The Fair Work Commission has refused to approve Swedish fashion retailer H&M;'s first new national agreement covering 1200 employees after finding its trade-off of weekend penalty rates left casuals worse off than the industry minimum.
Deputy president Geoff Bull raised concerns the retail giant, which has been battling to have its two-year agreement approved since March, may also have misled the commission on the pay rates of full-time employees after discovering their salaries would have been up to $5000 less than initially stated.
H&M; proposed to trade off Saturday and weeknight penalty rates and lower Sunday rates for higher weekly base pay ahead of its retail expansion into Australia in 2016.
However, the Shop Distributive and Allied Employees Association (SDA) objected that the agreement included sub-award overtime provisions and argued two out of 50 casuals would be worse off based on an analysis of rosters.
Josh Cullinan, an industrial officer who helped to axe the Coles agreement, also argued any non-casual working more than 60 per cent of their hours on weeknights or Saturday would be worse off.
H&M; offered a series of undertakings over several months to satisfy the commission's 'better off overall test', including by capping weekend hours for casuals at 65 per cent over a 13-week period.
But Mr Bull found workers on certain roster arrangements could still be up to $2.42 a week worse off.
"I consider that the undertakings result in financial detriment to casual employees covered by the agreement and as such the agreement cannot be approved," he said.
"Having regard to the exhaustive attempts to obtain satisfactory undertakings to date I am not prepared to allow the approval process to be extended any longer."

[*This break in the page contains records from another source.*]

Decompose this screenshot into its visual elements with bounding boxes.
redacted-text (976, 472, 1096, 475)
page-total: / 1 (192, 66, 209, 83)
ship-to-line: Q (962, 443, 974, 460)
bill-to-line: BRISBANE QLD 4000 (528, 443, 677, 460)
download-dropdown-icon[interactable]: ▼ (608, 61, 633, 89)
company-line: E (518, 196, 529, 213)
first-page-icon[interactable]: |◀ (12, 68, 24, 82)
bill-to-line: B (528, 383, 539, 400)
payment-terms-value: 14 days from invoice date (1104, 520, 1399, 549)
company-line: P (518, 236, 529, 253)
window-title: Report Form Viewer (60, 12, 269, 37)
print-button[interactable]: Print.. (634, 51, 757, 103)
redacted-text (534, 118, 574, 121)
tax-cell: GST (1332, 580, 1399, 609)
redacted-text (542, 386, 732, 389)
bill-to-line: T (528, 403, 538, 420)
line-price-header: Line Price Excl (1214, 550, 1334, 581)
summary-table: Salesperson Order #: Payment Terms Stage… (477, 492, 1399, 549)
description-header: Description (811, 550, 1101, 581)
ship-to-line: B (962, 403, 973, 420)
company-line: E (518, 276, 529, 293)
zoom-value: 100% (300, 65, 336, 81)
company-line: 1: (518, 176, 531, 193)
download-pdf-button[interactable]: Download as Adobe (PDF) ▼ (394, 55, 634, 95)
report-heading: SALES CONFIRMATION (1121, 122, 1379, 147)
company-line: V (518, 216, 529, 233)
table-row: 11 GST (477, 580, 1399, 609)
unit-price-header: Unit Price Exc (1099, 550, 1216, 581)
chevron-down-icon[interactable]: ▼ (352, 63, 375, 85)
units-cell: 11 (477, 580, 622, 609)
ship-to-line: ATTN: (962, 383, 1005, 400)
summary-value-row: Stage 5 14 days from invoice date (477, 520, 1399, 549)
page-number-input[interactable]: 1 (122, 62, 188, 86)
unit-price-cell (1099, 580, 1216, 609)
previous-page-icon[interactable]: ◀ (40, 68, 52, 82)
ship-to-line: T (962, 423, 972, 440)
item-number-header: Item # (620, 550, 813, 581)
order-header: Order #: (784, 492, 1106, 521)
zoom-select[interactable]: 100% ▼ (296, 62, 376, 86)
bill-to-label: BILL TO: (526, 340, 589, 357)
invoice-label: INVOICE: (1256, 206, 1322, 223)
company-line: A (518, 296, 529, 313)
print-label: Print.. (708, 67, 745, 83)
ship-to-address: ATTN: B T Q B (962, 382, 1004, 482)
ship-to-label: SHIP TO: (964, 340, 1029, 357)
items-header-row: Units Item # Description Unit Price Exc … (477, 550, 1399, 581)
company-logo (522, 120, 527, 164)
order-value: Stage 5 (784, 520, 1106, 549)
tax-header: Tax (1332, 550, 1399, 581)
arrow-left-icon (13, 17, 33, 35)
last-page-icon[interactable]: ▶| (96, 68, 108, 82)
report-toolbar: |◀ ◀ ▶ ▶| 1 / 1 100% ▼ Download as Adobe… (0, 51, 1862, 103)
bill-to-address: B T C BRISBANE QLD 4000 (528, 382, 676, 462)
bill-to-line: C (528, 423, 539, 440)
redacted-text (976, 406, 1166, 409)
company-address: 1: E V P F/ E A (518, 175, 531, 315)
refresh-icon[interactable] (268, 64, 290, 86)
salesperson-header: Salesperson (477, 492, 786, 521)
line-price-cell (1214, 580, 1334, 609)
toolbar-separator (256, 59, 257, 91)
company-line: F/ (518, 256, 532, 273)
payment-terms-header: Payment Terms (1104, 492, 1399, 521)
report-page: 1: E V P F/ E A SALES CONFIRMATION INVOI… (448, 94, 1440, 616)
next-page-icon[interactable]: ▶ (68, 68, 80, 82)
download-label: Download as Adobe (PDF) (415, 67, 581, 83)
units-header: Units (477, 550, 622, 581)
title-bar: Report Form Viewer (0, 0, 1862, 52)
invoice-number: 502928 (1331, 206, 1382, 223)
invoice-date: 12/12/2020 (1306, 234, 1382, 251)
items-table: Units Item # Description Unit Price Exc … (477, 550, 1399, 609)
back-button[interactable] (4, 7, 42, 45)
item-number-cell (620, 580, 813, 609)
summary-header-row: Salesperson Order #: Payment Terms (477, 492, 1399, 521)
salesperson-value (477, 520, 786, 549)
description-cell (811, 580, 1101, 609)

The deputy president took aim at H&M;'s repeated statements to the commission on the salary rates of full-time employees, which were not specified in the agreement but were submitted by H&M; in May, confirmed by its national human resources manager in June and repeated in September and October.
But in its final December undertaking, with no specific mention, H&M; included lower proposed salary rates for classifications, including rates $5000 a year less for a store assistant manager.
It was only after Mr Bull's associate contacted H&M;'s HR manager that the company confirmed the reduced rates were not due to clerical error, but budget reviews and new stores opening since the agreement. The manager claimed the cuts would not affect those in existing stores.
Mr Bull said "there are a number of difficulties with this explanation", noting H&M; had failed to advise him of any change, its latest undertaking made no such exemption, and the retailer had submitted there was "no doubt" salaried employees voted on the deal with a "full understanding" of its proposed terms.
SDA national secretary Gerard Dwyer said the SDA would now look to negotiate a new deal that "contains fair pay and working conditions".
H&M;, whose workers in Sydney, Melbourne, Brisbane and Perth are on the retail award, did not respond to requests for comment.